Tsotsi
I went to Blockbuster for the first time in ages. It was between Snakes on a Train (which is really more like Trains in a Snake), I Always Know What You Did Last Summer, and Tsotsi. I ended up going with the Oscar winner, though I might have been more entertained by one of the others.
I don't really know what to say about this movie. Or maybe I just don't have that much good to say about it. First off, I should just stop reading movie jackets. It bugs me when a movie is marketed as "a story of redemption." First off, it makes the movie sound cheery, and the subject matter is anything but. Secondly, it pretty much gives away the ending, although it's a bit unfair to say that in this case. Tsotsi was a story about the path to redemption, but it didn't have quite the fairy tale ending most redeption stories do.
The basic story of Tsotsi is this: Tsotsi (which means "thug") is a gang leader in a ghetto of Johannesburg, where he likes to steal and kill (even his own friends). One night Tsotsi ends up fleeing after a confrontation with one of his friends, who he ends up beating severely. He ends up in a rich neighborhood, where he ends up carjacking and shooting an unexpecting woman. He drives away, only to discover that there is a baby in the backseat of the car. He then faces the dilemma of how to take care of the baby. He resolves this dilemma by doing what any other parent would do - force a woman to nurse the baby at gunpoint. Obviously Tsotsi's interaction with the baby (and the woman who helps him with the baby) is what spurs him on to "redemption." The rest of the movie deals with how Tsotsi decides to deal with the baby and how he decides he's going to live his life.

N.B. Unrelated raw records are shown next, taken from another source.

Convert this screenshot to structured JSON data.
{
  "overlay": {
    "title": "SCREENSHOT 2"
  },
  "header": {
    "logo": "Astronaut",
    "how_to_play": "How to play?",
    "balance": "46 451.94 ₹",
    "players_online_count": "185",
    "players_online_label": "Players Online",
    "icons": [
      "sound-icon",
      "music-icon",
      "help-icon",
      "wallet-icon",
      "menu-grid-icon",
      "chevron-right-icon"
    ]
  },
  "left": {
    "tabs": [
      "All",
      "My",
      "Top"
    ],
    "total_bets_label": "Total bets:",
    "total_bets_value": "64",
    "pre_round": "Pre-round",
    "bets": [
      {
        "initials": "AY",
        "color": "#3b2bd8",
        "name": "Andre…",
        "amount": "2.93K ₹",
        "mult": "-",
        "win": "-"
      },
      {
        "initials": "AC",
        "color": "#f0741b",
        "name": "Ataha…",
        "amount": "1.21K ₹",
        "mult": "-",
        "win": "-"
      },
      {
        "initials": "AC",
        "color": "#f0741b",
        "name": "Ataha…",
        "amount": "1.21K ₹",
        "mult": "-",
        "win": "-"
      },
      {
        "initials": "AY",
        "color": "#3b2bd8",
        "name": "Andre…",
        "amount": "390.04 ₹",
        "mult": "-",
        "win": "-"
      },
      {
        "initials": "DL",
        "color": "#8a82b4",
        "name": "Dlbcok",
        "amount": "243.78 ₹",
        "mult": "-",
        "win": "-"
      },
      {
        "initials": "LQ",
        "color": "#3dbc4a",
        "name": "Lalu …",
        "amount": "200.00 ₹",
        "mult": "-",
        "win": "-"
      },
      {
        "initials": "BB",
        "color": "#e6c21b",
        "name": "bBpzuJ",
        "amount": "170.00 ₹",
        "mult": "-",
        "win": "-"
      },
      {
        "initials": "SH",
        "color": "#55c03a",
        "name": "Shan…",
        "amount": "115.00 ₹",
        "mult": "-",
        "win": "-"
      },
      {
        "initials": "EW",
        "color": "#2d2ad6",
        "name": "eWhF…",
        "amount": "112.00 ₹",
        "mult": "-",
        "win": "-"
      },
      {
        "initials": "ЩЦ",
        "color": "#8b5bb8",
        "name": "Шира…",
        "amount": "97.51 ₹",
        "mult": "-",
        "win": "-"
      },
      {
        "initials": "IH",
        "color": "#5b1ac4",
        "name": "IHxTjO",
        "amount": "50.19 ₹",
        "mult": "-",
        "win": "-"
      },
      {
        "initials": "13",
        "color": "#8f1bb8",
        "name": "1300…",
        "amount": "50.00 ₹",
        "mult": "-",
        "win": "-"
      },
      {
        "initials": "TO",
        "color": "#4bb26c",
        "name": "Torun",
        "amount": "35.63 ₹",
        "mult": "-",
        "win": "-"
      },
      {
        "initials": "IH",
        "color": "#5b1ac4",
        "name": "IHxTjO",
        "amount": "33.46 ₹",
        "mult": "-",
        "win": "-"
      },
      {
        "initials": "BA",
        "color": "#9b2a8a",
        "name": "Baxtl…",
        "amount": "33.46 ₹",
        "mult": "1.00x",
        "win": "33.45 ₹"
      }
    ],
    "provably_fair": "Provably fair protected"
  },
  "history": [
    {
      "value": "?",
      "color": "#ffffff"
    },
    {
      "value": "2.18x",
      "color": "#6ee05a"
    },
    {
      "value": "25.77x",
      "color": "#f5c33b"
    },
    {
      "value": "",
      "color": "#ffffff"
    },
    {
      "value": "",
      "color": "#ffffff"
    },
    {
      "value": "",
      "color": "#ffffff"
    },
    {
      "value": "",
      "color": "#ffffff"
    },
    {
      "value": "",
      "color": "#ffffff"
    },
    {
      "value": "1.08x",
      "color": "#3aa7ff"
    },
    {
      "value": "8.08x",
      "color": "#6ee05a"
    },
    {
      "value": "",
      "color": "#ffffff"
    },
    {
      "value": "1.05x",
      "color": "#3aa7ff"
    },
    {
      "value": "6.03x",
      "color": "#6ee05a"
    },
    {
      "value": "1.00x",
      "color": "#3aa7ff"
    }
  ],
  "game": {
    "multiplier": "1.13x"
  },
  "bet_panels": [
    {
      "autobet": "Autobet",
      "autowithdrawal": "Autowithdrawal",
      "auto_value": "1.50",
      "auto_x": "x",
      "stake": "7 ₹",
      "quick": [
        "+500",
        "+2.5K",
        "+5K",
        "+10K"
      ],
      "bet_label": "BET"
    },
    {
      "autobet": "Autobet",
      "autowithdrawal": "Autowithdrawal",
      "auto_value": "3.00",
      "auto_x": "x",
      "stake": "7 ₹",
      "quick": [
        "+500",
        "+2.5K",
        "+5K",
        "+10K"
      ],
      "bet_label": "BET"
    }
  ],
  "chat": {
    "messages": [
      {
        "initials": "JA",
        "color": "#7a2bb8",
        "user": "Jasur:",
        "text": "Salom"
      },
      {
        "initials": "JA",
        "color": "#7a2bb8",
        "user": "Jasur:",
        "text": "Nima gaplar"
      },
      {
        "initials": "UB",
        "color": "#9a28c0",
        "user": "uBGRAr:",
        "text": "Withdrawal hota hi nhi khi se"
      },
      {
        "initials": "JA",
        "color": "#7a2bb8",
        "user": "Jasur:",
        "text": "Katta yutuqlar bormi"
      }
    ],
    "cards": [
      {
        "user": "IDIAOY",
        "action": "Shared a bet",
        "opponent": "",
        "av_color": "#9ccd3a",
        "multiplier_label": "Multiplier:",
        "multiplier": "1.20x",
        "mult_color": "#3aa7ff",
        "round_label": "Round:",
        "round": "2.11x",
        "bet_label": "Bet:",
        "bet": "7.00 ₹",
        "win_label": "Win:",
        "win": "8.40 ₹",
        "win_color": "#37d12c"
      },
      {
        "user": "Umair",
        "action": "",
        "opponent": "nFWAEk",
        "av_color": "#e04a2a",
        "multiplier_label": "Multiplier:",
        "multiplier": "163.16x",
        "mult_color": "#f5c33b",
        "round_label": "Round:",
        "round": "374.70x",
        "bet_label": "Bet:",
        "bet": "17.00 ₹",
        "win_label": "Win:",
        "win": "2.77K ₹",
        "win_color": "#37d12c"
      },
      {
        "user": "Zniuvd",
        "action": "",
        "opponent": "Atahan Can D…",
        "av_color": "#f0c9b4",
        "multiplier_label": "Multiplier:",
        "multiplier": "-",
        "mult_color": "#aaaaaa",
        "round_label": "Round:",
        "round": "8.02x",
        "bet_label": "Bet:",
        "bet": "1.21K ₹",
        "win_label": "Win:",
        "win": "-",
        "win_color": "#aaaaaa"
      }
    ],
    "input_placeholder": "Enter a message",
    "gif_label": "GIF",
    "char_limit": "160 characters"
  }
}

I was mostly underwhelmed by Tsotsi. There just really wasn't anything about Tsotsi that made me care whether or not he turned his life around. The character I sympathized with most was the woman who helps Tsotsi with the baby. Tsotsi wasn't a bad movie by any stretch, I just couldn't get invested in it. I know this comparison has been made a lot, and that the two movies don't have anything in common other than they're about life in the ghetto (on two separate continents), but I would recommend skipping Tsotsi and just watching City of God. Some would argue that City of God is too flashy and relies on fancy camerawork as opposed to Tsotsi which just relies on the story, but City of God is still a far superior movie, in my opinion.
The dvd special features include a short film by the director called The Storekeeper that I did enjoy, more than Tsotsi itself. That was worth seeing, but Tsotsi....eh, I think I would have been okay had I never seen this movie.